- Most likely outcome is swap for longer dated notes: sources
- Dollar bond talks would follow June deal with local creditors
Usiminas is exploring a plan to push out maturities on its dollar bonds as part of the Brazilian steelmaker’s broader debt restructuring after prices and demand slumped, people with knowledge of the matter said.
The Belo Horizonte-based company will offer holders different options to restructure $180 million in notes due 2018, said the people, who asked not to be named because talks are private. The most likely outcome is to swap the notes for longer dated bonds without an explicit haircut, the people said. For now, it’s not offering to buy back the notes, they said.

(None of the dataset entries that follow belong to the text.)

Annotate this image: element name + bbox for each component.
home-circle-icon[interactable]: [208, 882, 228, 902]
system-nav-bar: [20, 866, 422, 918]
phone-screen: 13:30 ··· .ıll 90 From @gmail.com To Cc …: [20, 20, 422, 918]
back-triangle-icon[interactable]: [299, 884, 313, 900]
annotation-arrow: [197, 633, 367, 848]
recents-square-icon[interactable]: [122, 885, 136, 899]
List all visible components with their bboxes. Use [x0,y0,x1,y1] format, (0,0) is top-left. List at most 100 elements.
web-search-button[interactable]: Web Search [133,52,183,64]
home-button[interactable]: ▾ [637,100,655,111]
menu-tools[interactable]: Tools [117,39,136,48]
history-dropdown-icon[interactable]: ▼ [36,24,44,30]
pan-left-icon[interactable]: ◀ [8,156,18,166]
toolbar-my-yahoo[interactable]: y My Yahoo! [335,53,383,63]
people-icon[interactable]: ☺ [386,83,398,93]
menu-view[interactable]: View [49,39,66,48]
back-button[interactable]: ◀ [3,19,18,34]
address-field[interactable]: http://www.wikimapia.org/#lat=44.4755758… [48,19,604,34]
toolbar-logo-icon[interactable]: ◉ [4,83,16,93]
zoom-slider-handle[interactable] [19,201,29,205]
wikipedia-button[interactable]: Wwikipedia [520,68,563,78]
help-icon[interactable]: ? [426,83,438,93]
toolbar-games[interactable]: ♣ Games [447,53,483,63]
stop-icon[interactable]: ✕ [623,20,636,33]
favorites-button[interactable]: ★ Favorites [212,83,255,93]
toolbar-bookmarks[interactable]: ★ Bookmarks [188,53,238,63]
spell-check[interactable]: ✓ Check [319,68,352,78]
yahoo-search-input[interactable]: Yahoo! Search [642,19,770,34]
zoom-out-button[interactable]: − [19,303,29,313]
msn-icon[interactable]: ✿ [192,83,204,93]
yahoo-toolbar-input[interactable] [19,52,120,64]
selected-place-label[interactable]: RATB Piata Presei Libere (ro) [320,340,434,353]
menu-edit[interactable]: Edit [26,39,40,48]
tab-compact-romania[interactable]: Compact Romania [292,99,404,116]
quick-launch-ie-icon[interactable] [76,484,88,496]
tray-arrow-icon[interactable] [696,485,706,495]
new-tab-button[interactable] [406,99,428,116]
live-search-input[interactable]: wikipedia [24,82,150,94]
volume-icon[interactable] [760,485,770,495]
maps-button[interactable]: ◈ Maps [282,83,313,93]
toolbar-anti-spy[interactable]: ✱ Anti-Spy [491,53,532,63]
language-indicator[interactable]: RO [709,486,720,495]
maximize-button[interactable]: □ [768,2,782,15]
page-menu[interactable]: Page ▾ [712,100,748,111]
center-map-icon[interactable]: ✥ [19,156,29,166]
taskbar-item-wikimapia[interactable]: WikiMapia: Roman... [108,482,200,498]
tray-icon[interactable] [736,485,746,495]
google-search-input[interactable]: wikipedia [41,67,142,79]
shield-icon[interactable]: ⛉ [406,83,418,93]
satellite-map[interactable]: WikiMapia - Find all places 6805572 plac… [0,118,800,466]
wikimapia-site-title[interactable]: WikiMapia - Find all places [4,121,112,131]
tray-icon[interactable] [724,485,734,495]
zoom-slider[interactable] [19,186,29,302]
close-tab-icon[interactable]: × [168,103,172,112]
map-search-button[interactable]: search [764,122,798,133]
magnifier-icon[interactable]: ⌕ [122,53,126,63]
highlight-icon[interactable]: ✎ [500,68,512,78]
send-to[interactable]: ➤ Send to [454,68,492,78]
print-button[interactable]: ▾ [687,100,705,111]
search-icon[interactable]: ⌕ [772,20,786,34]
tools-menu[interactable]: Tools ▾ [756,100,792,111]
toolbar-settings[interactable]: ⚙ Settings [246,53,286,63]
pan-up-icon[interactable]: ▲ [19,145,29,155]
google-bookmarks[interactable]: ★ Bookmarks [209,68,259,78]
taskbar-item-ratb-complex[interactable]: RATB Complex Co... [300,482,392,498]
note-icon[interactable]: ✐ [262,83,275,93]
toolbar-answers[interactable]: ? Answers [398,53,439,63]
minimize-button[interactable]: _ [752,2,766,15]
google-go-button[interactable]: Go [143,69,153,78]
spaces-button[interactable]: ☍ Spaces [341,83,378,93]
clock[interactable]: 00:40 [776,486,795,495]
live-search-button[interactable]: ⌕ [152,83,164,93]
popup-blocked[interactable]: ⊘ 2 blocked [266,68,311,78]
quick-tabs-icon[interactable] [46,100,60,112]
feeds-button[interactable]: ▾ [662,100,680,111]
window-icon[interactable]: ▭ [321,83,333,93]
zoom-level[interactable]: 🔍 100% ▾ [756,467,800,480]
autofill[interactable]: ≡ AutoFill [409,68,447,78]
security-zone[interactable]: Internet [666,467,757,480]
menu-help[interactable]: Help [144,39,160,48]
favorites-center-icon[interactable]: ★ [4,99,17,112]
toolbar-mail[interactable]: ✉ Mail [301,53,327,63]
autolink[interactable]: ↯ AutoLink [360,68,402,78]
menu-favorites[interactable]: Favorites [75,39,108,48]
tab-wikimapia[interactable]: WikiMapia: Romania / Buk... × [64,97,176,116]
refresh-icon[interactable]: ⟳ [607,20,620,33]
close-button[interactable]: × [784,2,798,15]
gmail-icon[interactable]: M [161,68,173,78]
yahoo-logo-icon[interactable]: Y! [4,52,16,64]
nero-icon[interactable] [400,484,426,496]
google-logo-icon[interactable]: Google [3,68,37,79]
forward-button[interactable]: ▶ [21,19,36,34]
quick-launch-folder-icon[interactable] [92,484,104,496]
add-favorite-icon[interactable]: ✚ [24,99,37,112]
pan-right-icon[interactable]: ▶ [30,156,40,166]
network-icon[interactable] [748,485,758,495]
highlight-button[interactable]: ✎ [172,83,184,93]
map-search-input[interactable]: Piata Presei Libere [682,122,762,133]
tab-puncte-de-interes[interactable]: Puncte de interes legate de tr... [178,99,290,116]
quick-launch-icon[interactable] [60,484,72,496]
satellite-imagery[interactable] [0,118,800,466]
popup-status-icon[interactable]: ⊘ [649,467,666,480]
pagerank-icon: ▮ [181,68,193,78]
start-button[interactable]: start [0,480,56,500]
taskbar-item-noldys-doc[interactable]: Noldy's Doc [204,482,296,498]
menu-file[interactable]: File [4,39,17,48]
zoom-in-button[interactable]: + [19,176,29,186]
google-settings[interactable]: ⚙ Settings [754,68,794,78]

The dollar-bond proposal follows a June accord with local creditors -- including Itau Unibanco Holding SA, Banco Bradesco SA, Banco do Brasil SA and BNDES -- that gave Usiminas 10 years to pay back debt accounting for 75 percent of the total it’s renegotiating. BNDES confirmed it was extending Usiminas’ 120-day credit standstill after the steelmaker completed a 1 billion-real capital increase.
Usiminas’s press office didn’t return e-mails and calls seeking comment on the dollar-debt negotiations.
The 2018 notes slumped to as low as 27.5 cents on the dollar in February when Brazil’s recession choked off demand for steel, thwarting Usiminas’s efforts to cut leverage. Since then, the bonds have recovered to 86 cents.
Nippon Steel & Sumitomo Metal Corp. and Techint Group, which control Usiminas through a shareholder pact, have been engaged in a long-running battle over how to run the company formally known as Usinas Siderurgicas de Minas Gerais SA.